И тут разгорелась между нами прямо-таки идеологическая сеча. Я не позволил принципиально, когда Иван Где-то, поглаживая собственную блестящую и розовую, как первомайский воздушный шарик, тыквообразную лысину, съерничал в сторону самих наших основ:
— В определенном периоде от 1917 года, мгм-мгм, отчасти сильно развилось вообще планирование как бы вместо самой работы. Впрочем, планирование тоже как бы поддергивается или одергивается соревнованием, превращаясь в живое творчество масс. Потому-то и набрало такую силу в книжном деле планирование из-за отсутствия какого-либо организованного соревнования в среде авторов. Аэроплан Леонидович, — поворотился он ко мне лично, — это же в вашем романе «Соревнование» передовой начальник передового коллектива цеха выпускает по 120, 130, 140, 150 рам для экскаваторов, а отстающий начальник отстающего коллектива цеха изготавливает только по 70 экскаваторных лебедок, как и предписано ему планом!
— Не прибегайте к наветности, Иван Петрович, — строго юридически сказал я. — У меня такого романа в творческом багаже не имеется.
— Разве?! — удивился серыми глазами поэт и литконсультант. — А я почему-то считал этот роман вашим. Меня в этом произведении сильно заинтересовала коллизия: зачем клепать полторы сотни рам, если завод может выпустить только 70 экскаваторов?
— Вы хотите этим сказать, — перешел я на принципиальный тон, — что вместо дела — план, а соревнование — вместо работы? Позвольте, а на каком таком основании все бы получали соревновательные премии? С посредством одних лишь приписок, да? Вы хотите сказать, что соревнование стимулирует приписки?! Да соревнование — первоэлемент нашей жизни, как слово — первоэлемент литературы! В соревновании ведь главное суметь не приписать, а победить. Или вы за конкуренцию, где главное не победить, а удавить? Никак реставрировать желаете, не так ли?
— Ах, какие у вас гиперболы, Аэроплан Леонидович.

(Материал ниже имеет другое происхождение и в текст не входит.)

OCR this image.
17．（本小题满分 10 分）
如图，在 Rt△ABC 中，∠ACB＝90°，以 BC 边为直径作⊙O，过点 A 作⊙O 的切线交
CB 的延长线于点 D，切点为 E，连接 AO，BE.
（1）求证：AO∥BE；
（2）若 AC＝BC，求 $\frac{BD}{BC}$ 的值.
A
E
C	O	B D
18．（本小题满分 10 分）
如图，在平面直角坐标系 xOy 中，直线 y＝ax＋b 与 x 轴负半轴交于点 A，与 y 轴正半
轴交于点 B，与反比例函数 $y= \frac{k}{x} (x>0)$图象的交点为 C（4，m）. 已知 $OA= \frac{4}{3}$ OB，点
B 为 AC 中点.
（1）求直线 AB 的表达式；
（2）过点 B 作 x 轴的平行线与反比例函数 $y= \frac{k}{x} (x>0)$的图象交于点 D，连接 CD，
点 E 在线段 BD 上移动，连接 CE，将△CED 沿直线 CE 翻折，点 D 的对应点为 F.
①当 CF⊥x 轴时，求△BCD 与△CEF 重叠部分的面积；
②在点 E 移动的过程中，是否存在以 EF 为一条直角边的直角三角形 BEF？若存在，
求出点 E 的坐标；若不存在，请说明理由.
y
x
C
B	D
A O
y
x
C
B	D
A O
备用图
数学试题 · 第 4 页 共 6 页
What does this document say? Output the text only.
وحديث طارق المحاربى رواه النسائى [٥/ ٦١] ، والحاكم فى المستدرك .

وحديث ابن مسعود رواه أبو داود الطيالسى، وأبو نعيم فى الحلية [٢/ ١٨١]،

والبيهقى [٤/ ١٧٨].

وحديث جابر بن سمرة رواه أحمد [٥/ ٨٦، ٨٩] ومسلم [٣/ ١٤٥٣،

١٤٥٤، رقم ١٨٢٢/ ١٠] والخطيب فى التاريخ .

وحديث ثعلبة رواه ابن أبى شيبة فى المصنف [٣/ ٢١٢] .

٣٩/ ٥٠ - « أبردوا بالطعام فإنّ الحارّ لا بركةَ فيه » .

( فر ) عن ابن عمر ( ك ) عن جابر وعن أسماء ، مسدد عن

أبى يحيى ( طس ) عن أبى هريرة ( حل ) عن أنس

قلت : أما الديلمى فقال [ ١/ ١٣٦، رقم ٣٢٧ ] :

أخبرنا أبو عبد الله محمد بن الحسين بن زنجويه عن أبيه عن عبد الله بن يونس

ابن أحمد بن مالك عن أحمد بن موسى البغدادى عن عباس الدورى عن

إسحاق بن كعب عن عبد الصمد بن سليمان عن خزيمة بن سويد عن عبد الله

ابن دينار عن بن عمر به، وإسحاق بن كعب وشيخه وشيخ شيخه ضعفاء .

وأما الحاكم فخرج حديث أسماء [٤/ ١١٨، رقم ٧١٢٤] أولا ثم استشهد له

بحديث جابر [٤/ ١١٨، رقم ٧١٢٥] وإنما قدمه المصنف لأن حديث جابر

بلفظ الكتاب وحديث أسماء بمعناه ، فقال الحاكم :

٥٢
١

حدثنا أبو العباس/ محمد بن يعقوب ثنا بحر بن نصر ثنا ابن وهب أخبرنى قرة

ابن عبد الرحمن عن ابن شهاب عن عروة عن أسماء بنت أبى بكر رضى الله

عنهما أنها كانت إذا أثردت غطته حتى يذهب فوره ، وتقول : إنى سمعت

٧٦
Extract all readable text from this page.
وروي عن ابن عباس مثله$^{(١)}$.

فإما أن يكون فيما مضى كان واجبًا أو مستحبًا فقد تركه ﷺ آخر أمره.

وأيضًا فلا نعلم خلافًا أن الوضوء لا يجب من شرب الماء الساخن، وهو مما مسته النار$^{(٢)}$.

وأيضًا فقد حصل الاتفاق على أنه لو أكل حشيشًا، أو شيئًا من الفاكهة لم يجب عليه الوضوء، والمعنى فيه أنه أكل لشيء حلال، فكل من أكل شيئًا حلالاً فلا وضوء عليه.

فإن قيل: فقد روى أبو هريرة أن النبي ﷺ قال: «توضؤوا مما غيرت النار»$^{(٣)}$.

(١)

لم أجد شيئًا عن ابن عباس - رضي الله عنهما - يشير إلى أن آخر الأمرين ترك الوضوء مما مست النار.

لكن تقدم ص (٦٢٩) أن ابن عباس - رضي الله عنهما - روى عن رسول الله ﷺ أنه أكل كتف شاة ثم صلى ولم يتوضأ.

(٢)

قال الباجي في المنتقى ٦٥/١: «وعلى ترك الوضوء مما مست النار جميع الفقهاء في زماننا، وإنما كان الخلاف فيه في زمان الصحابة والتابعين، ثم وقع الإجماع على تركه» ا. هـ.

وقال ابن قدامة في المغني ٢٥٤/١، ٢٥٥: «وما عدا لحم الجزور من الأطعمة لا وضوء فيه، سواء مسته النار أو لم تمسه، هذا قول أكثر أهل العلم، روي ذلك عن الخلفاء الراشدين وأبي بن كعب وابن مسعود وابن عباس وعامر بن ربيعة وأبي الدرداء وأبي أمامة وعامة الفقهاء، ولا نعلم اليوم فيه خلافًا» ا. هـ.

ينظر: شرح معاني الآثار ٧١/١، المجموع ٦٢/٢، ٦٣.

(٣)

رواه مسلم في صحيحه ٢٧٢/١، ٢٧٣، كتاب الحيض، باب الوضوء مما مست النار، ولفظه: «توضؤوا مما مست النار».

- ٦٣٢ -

Кстати, приписка — та же гипербола. И вообще у нас не жизнь, а сплошная гипербола. А я хотел всего лишь сказать молодому нашему таланту, что рукописей стихов в нашем издательстве накопилось на шесть лет вперед, и это не преувеличение, стало быть, только на седьмой год можем в план выпуска поставить, а может, только в план редакционной подготовки.
— Какой редакционной подготовки? — прыщи у молодого дарования сразу взялись синим отливом. — Рецензент же пишет, что моя рукопись абсолютно готова к набору! Этак я из молодого сразу старым стану!
— Эх, молодой человек, — покачал назидательно своей розовой тыквой Иван Где-то. — «Хлопоты сочинителя вам непонятны» — кто написал? Не знаете. Александр Сергеевич Пушкин давал разъяснение кавалерист-девице Надежде Андреевне Дуровой. И тут же продолжал: «Издать книгу нельзя в одну неделю; на то требуется по крайней мере месяца два». Понимаете, сам Пушкин, гений нашей литературы, не мог издать книгу менее чем за два месяца, так что же вы от нас хотите? У нас крайней мерой пользуются только писательские секретари.
— А нельзя ли заключить договор со мной сейчас?
— Но вы же не секретарь! — Иван Где-то слегка даже подвозмутился наглостью молодого дарования.
— И в других издательствах также? — вконец расстроилось молодое дарование, даже заикаться начало.
— Если не хуже, — сказал Иван Где-то.
Могу голову класть на плаху: молодое дарование ничуть не вдохновилось такими перспективами, и пребывая отнюдь не в лирическом и не в гражданственном состоянии духа, оставило рукопись Ивану Где-то и ушло. А я понял, что Иван Где-то своими разъяснениями попросту взбулгачивает нашенскую молодежь против нашенских издательских порядков, от которых я исстраданный весь, и допускает форменное издевательство над издательствами.
Вообще политическое лицо Ивана Где-то требует сильного прояснения. Все мои разговоры личные с глазу на глаз и при посторонних, бестелефонные и телефонные, мной тщательно протоколируются, подписываются и помещаются в определенном фонде. Благодаря этому я могу в любое время сказать вам, о чем шел у нас разговор напротив Елисеевского магазина, скажем, 9 декабря 1949 года с 16 часов 23 минут до 16 часов 41 минуты, если факт такого события состоялся. Надо ли говорить, какой огромный материал находится у меня, рядового генералиссимуса пера, в полном распоряжении? Я стал общественным писателем только на 56 году от рождения своей жизни, но до этого у меня уже имелись десятки тысяч записных писательских страниц в ученических тетрадях. Под протокол зафиксировано такое, что многим из большого числа моих знакомых, которые и не подозревают ничего, не поздоровилось бы, вздумай я все мои архивные фонды предать всеобщей гласности.